En su libro «Mujeres, raza y clase», Angela Davis explica la importancia que los testimonios personales, las historias de vida, los relatos desde el yo tuvieron en los procesos de liberación de las personas que vivían bajo el yugo de la esclavitud.
Ya sabemos que las comparaciones son odiosas y que las condiciones materiales del que esto escribe distan mucho, mucho, de ser la de las esclavas y esclavos de los que hablaba Davis. Pero, conviene reflexionar sobre esto: algunas ataduras no por ser menos evidentes dejan de ser ataduras. Las cadenas siempre son cadenas, aunque nos haya tocado formar parte del grupo que, vaya, tiene las llaves del candado, nunca a mano, eso sí. Aunque, quizás por esa misma condición, nuestra exigencia de romper los grilletes sea mayor. Hablaré de mí porque, a pesar de declararme feminista combativo, anarcofeminista, lector enamorado de Butler o Preciado, feminazi si hiciera falta, todavía no he acabado de matar al machista que habita en mí. El 8M, ahora lo sé, me puso en mi sitio para, recolocado en mi machismo persistente, continuar desmontándolo. Ladrillo a ladrillo, estupidez a estupidez.
Mi madre no contempló la posibilidad de que mi condición de biohombre me eximiera de hacer mi cama o fregar los platos. Desde bien pequeño, las tareas del hogar formaron parte de mi rutina habitual. Así, cuando empecé a vivir en pareja, me sentía el mejor partido del mundo: hacía la compra, pensaba el menú semanal, limpiaba el polvo, planchaba… Hasta que un buen día se me pusieron los pelos como escarpias al escucharme decirle a mi pareja biomujer: «Pero si yo te ayudo en casa». Oh, sí, la cocina no tenía misterios para mí, separaba sin piedad la ropa blanca de la de color pero, más cerca de los treinta que de los veinte, descubrí, para mi pesar y vergüenza, que en mi interior seguía dando por hecho que las tareas domésticas eran cosa de mujeres. Yo era un aliado que descargaba a mi pareja de sus responsabilidades naturales, poco más.

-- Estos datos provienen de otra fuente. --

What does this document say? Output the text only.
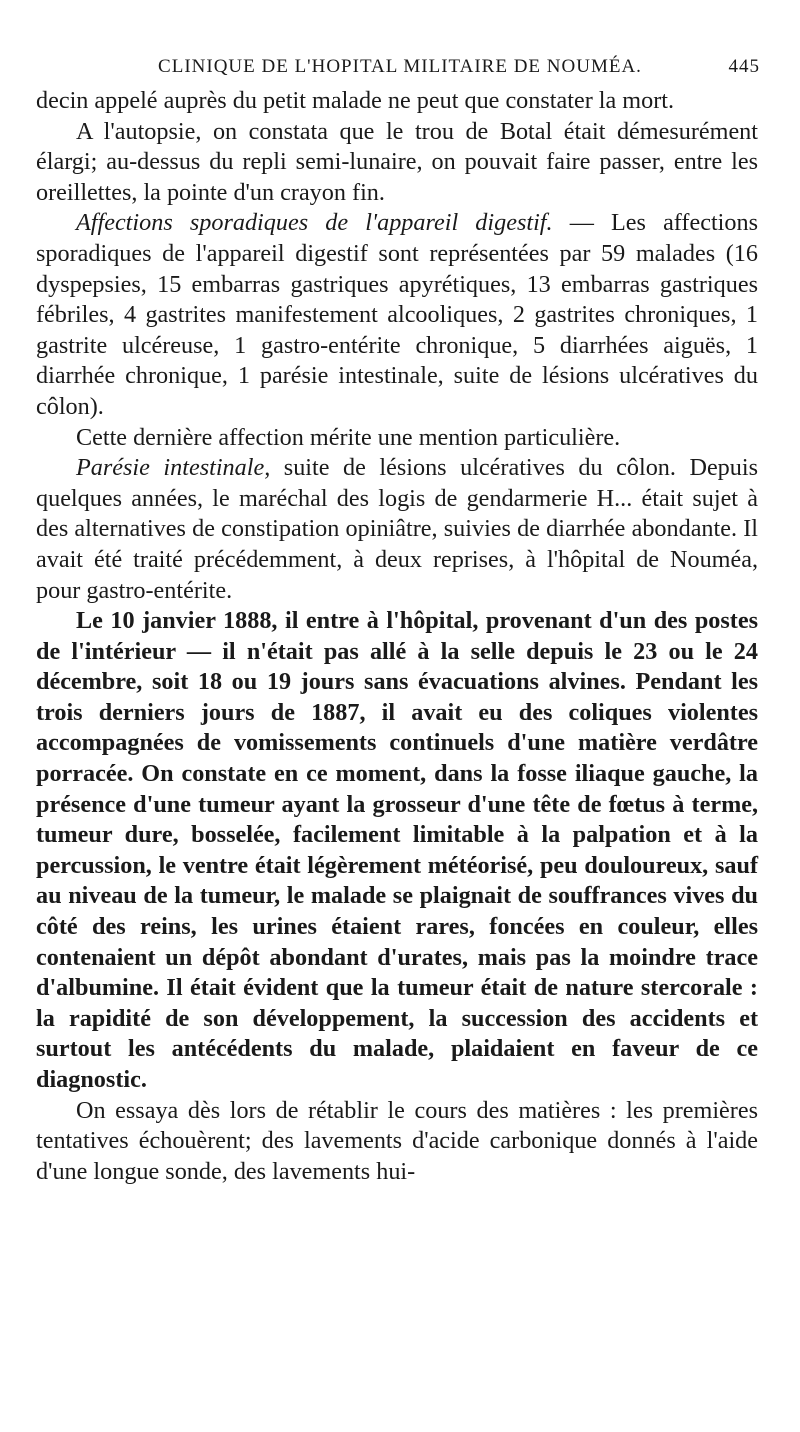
CLINIQUE DE L'HOPITAL MILITAIRE DE NOUMÉA.	445

decin appelé auprès du petit malade ne peut que constater la mort.

A l'autopsie, on constata que le trou de Botal était démesurément élargi; au-dessus du repli semi-lunaire, on pouvait faire passer, entre les oreillettes, la pointe d'un crayon fin.

Affections sporadiques de l'appareil digestif. — Les affections sporadiques de l'appareil digestif sont représentées par 59 malades (16 dyspepsies, 15 embarras gastriques apyrétiques, 13 embarras gastriques fébriles, 4 gastrites manifestement alcooliques, 2 gastrites chroniques, 1 gastrite ulcéreuse, 1 gastro-entérite chronique, 5 diarrhées aiguës, 1 diarrhée chronique, 1 parésie intestinale, suite de lésions ulcératives du côlon).

Cette dernière affection mérite une mention particulière.

Parésie intestinale, suite de lésions ulcératives du côlon. Depuis quelques années, le maréchal des logis de gendarmerie H... était sujet à des alternatives de constipation opiniâtre, suivies de diarrhée abondante. Il avait été traité précédemment, à deux reprises, à l'hôpital de Nouméa, pour gastro-entérite.

Le 10 janvier 1888, il entre à l'hôpital, provenant d'un des postes de l'intérieur — il n'était pas allé à la selle depuis le 23 ou le 24 décembre, soit 18 ou 19 jours sans évacuations alvines. Pendant les trois derniers jours de 1887, il avait eu des coliques violentes accompagnées de vomissements continuels d'une matière verdâtre porracée. On constate en ce moment, dans la fosse iliaque gauche, la présence d'une tumeur ayant la grosseur d'une tête de fœtus à terme, tumeur dure, bosselée, facilement limitable à la palpation et à la percussion, le ventre était légèrement météorisé, peu douloureux, sauf au niveau de la tumeur, le malade se plaignait de souffrances vives du côté des reins, les urines étaient rares, foncées en couleur, elles contenaient un dépôt abondant d'urates, mais pas la moindre trace d'albumine. Il était évident que la tumeur était de nature stercorale : la rapidité de son développement, la succession des accidents et surtout les antécédents du malade, plaidaient en faveur de ce diagnostic.

On essaya dès lors de rétablir le cours des matières : les premières tentatives échouèrent; des lavements d'acide carbonique donnés à l'aide d'une longue sonde, des lavements hui-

Aliado de pacotilla, yo, que había decidido hablar en femenino, ya fuera en la primera persona del singular o del plural. Por suerte, la barbaridad que salió por mi boca supuso el comienzo de un proceso de deconstrucción consciente y minucioso. O eso creía.

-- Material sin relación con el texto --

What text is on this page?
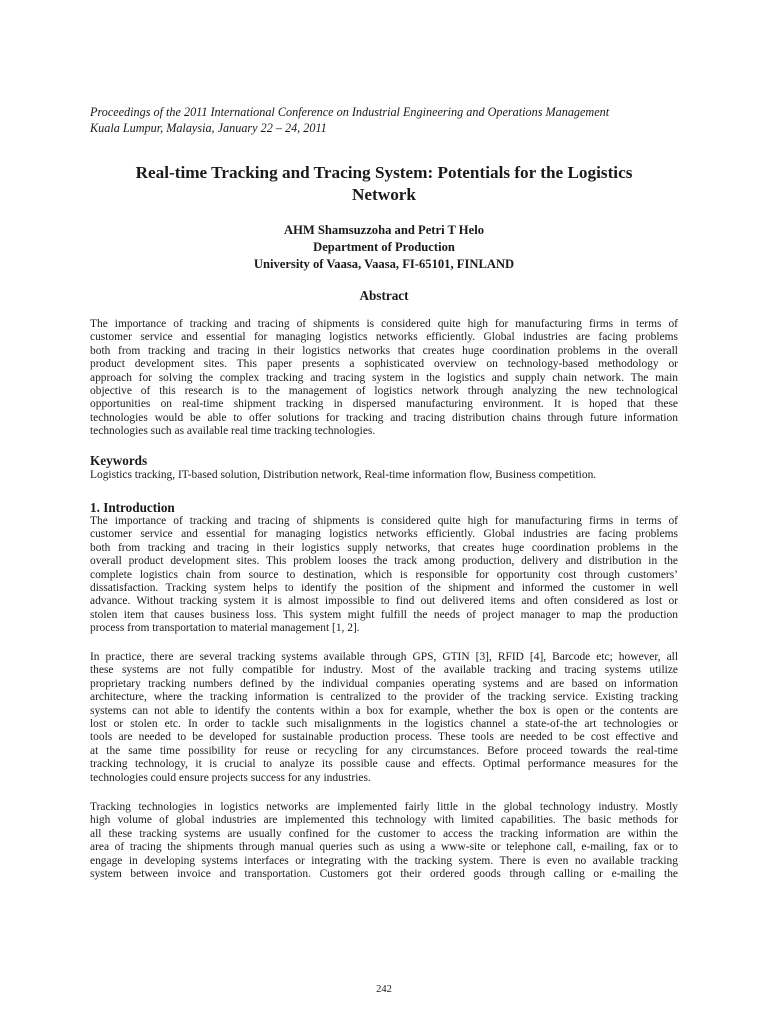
Proceedings of the 2011 International Conference on Industrial Engineering and Operations Management
Kuala Lumpur, Malaysia, January 22 – 24, 2011
Real-time Tracking and Tracing System: Potentials for the Logistics
Network
AHM Shamsuzzoha and Petri T Helo
Department of Production
University of Vaasa, Vaasa, FI-65101, FINLAND
Abstract
The importance of tracking and tracing of shipments is considered quite high for manufacturing firms in terms of
customer service and essential for managing logistics networks efficiently. Global industries are facing problems
both from tracking and tracing in their logistics networks that creates huge coordination problems in the overall
product development sites. This paper presents a sophisticated overview on technology-based methodology or
approach for solving the complex tracking and tracing system in the logistics and supply chain network. The main
objective of this research is to the management of logistics network through analyzing the new technological
opportunities on real-time shipment tracking in dispersed manufacturing environment. It is hoped that these
technologies would be able to offer solutions for tracking and tracing distribution chains through future information
technologies such as available real time tracking technologies.
Keywords
Logistics tracking, IT-based solution, Distribution network, Real-time information flow, Business competition.
1. Introduction
The importance of tracking and tracing of shipments is considered quite high for manufacturing firms in terms of
customer service and essential for managing logistics networks efficiently. Global industries are facing problems
both from tracking and tracing in their logistics supply networks, that creates huge coordination problems in the
overall product development sites. This problem looses the track among production, delivery and distribution in the
complete logistics chain from source to destination, which is responsible for opportunity cost through customers’
dissatisfaction. Tracking system helps to identify the position of the shipment and informed the customer in well
advance. Without tracking system it is almost impossible to find out delivered items and often considered as lost or
stolen item that causes business loss. This system might fulfill the needs of project manager to map the production
process from transportation to material management [1, 2].
In practice, there are several tracking systems available through GPS, GTIN [3], RFID [4], Barcode etc; however, all
these systems are not fully compatible for industry. Most of the available tracking and tracing systems utilize
proprietary tracking numbers defined by the individual companies operating systems and are based on information
architecture, where the tracking information is centralized to the provider of the tracking service. Existing tracking
systems can not able to identify the contents within a box for example, whether the box is open or the contents are
lost or stolen etc. In order to tackle such misalignments in the logistics channel a state-of-the art technologies or
tools are needed to be developed for sustainable production process. These tools are needed to be cost effective and
at the same time possibility for reuse or recycling for any circumstances. Before proceed towards the real-time
tracking technology, it is crucial to analyze its possible cause and effects. Optimal performance measures for the
technologies could ensure projects success for any industries.
Tracking technologies in logistics networks are implemented fairly little in the global technology industry. Mostly
high volume of global industries are implemented this technology with limited capabilities. The basic methods for
all these tracking systems are usually confined for the customer to access the tracking information are within the
area of tracing the shipments through manual queries such as using a www-site or telephone call, e-mailing, fax or to
engage in developing systems interfaces or integrating with the tracking system. There is even no available tracking
system between invoice and transportation. Customers got their ordered goods through calling or e-mailing the
242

Algún tiempo después, junto a un grupo de apoyo al Comité de Unidad Campesina de Guatemala, asistí a varias reuniones con grupos afines para que pudiéramos tener una visión lo más completa del país antes de desplazarnos a distintas fincas ocupadas. Una de las charlas corrió a cargo de una asociación de mujeres. La charla no fue ni mejor ni peor que otras a las que asistimos pero todas salimos encantadas de allí, incluidas las compañeras, y nos faltaban piropos para aquellas mujeres que habían hablado tan bien. Pero lo que se escondía detrás de esa admiración sobreactuada era la sorpresa de escuchar a mujeres (guatemaltecas) hablando de forma coherente, decidida, valiente, autónoma. Es decir, puro y simple machismo. Del racista que habita en mí, hablaré en otro momento.

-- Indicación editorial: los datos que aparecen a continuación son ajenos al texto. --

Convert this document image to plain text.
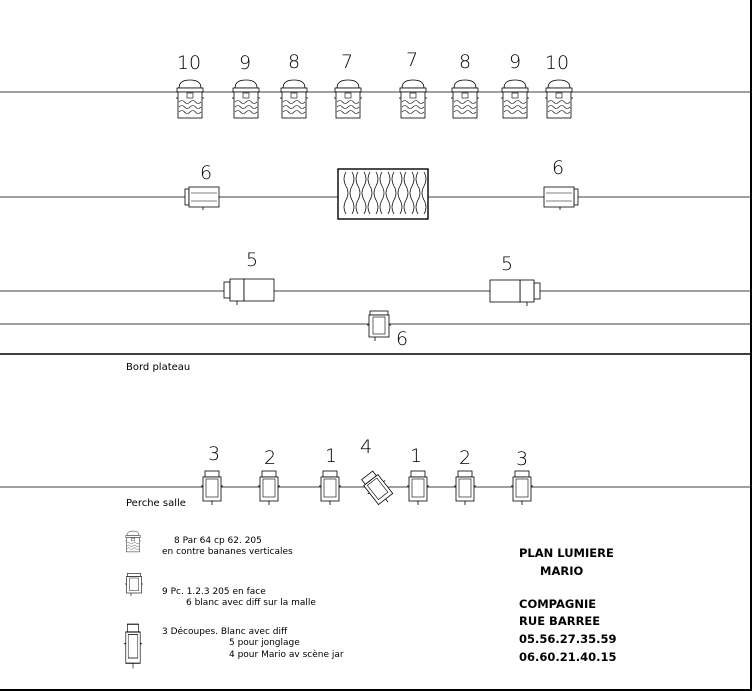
10 9 8 7	7 8 9 10
6	6
5	5
6
Bord plateau
Perche salle
3 2	1 4 1 2 3
8 Par 64 cp 62. 205
en contre bananes verticales
9 Pc. 1.2.3 205 en face
6 blanc avec diff sur la malle
3 Découpes. Blanc avec diff
5 pour jonglage
4 pour Mario av scène jar
PLAN LUMIERE
MARIO
COMPAGNIE
RUE BARREE
05.56.27.35.59
06.60.21.40.15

Y llegamos al 8M. Las semanas previas, servidor, de nuevo aliado dispuesto a todo, recorrí la calle de la amargura porque se me privaba de estar en primera línea. A mí, feminista como la que más. No es que yo quiera ser vanguardia, esa basura ya la recogí, es que, y me harté de citar a Sorel, la Huelga es la herramienta definitiva de lucha, la táctica que nos llevará a la revolución, que aniquilará al Heteropatriarcado, al Capital, a todo el . Y una huelga no se reduce, se amplia. Busqué entre mis libros e ilustré mis razones con las huelgas de solidaridad que brotaban por todo el Estado español en los años de la autonomía obrera porque, sí, Franco murió en la cama pero la policía mataba manifestantes en las calles porque este país luchaba por ser libre. Hasta que me acordé de Vázquez Montalbán y su «espejo de almas». Entendí que me tocaba mirarme de nuevo en él porque algo no acababa de cuadrar. Y ahí estaba, escondido en un rincón oscuro, puro crujir de dientes, cabellos erizados, el machista que no me abandona. Todos mis argumentos, todo mi discurso, tan racional y cuajado de citas y ejemplos, no era sino la canalización, mal disimulada, para qué decir lo contrario, de la desorientación que, como hombre cultural y político, sentía al verme relegado a un papel secundario al que no estaba acostumbrado. Ese fue, para mí, el gran triunfo del 8M: hacernos ver a tantos hombres que nos creíamos libres al fin del Heteropatriarcado que sus cadenas todavía nos aprisionan.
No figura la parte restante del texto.